Masterclass: Bill Plympton: Cheatin’ der neue Feature Film – Work in Progress

Der Animator und Regisseur Bill Plympton wird anhand von Ausschnitten seines neuen Langfilms „Cheatin’“ den Prozess untersuchen, wie ein Independent Film entsteht – vom Konzept über das Schreiben und den künstlerischen Entwurf bis hin zum Verkauf/Verleih des Films.

 

Zudem wird der Workshop Alternativen zur Projektfinanzierung aufzeigen wie z. B. die Crowdfundingplattform Kickstarter. Plympton wird Zeichnungen präsentieren, Ausschnitte zeigen und über die Geheimnisse seines Erfolges sprechen. Der Workshop bietet die einmalige Chance, einen Einblick in den Entstehungsprozess eines klassischen Indie-Animationsfilms zu erhalten.


Jeder Teilnehmer des Workshops erhält als Geschenk eine Zeichnung des Filmemachers.

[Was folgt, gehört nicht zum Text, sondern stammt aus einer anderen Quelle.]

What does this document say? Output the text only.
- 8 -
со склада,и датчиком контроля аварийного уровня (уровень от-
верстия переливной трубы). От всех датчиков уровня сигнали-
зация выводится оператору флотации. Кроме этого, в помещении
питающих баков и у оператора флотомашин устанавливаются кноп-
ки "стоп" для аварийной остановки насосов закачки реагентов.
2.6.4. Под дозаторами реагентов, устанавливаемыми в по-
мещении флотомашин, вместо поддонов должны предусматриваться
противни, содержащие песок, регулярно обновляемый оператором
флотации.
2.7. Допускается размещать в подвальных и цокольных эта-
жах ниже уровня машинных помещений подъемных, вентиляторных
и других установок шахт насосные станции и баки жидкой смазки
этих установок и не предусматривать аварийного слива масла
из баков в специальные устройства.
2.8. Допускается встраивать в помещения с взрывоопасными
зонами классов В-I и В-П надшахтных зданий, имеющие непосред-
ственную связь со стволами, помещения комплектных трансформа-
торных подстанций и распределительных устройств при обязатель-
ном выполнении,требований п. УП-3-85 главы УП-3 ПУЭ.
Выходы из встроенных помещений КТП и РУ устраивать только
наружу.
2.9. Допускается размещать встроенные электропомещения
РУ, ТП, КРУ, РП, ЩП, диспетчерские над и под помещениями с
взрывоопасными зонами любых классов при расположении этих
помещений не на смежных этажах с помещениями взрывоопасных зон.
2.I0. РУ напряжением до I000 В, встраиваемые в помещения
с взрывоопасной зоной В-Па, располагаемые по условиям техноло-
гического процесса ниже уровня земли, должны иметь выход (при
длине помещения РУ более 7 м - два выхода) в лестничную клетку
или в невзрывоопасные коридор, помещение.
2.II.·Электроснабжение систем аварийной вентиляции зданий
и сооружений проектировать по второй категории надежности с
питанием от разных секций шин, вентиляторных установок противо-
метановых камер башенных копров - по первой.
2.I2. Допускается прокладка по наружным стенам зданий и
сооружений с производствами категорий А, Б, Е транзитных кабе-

Datum: Samstag, 27. April 2013
Uhrzeit: 10 – 12 Uhr
Sprache: Englisch


Bill Plympton zog 1968 von Portland nach New York City um und begann ein Studium an der School of Visual Arts. Er arbeitete 15 Jahre als Illustrator und Karikaturist. Seine Abbildungen zierten die Seiten der New York Times, Vogue, House Beautiful, The Village Voice, Screw und Vanity Fair. Seine Karikaturen erschienen in Magazinen wie Viva, Penthouse, Rolling Stone, National Lampoon und Glamour. Im Jahr 1975 startete er in den SoHo Weekly News „Plympton“, einen politischen Cartoon. Sein ganzes Leben lang war Plympton fasziniert von Animation. Im Jahr 1983 bat ihn die Schwester von Android, Valeria Wasilewski, eine ihrer Filmproduktionen über Jules Feiffer’s Song ‚Boomtown’ zu leiten und zu animieren. 1988 wurde sein Kurzfilm „Your face“ für den Oscar im Bereich Bester Animations-Kurzfilm nominiert. Er wurde rasch sehr gefragt für Auftragsarbeiten in der Werbung und entwickelte Spots für Kunden wie Trivial Pursuit, Nutrasweet, Taco Bell, AT&T, Nike, Geico, United Airlines und Mercedes-Benz. Seine Arbeiten wurden zunehmend auf MTV aufgestrahlt  und erschienen auf den stetig populärer werdenden Animationsfestivals. Mit „Tune“ leitete und animierte er seinen ersten Film in Spielfilmlänge. Nach zwei Realfilmen kehrte Plympton 1998 mit „I Married a Strange Person“ zur Animation zurück. Es folgten zahlreiche Kurzfilme, wie beispielsweise die “Dog Series” und “The Cow who Wanted to Be a Hamburger” sowie animierte Langfilme wie „Mutant Aliens“, „Hair High“ und „Idiots and Angels“. JMomentan arbeitet er an seinem neuen Langfilm „Cheatin’“.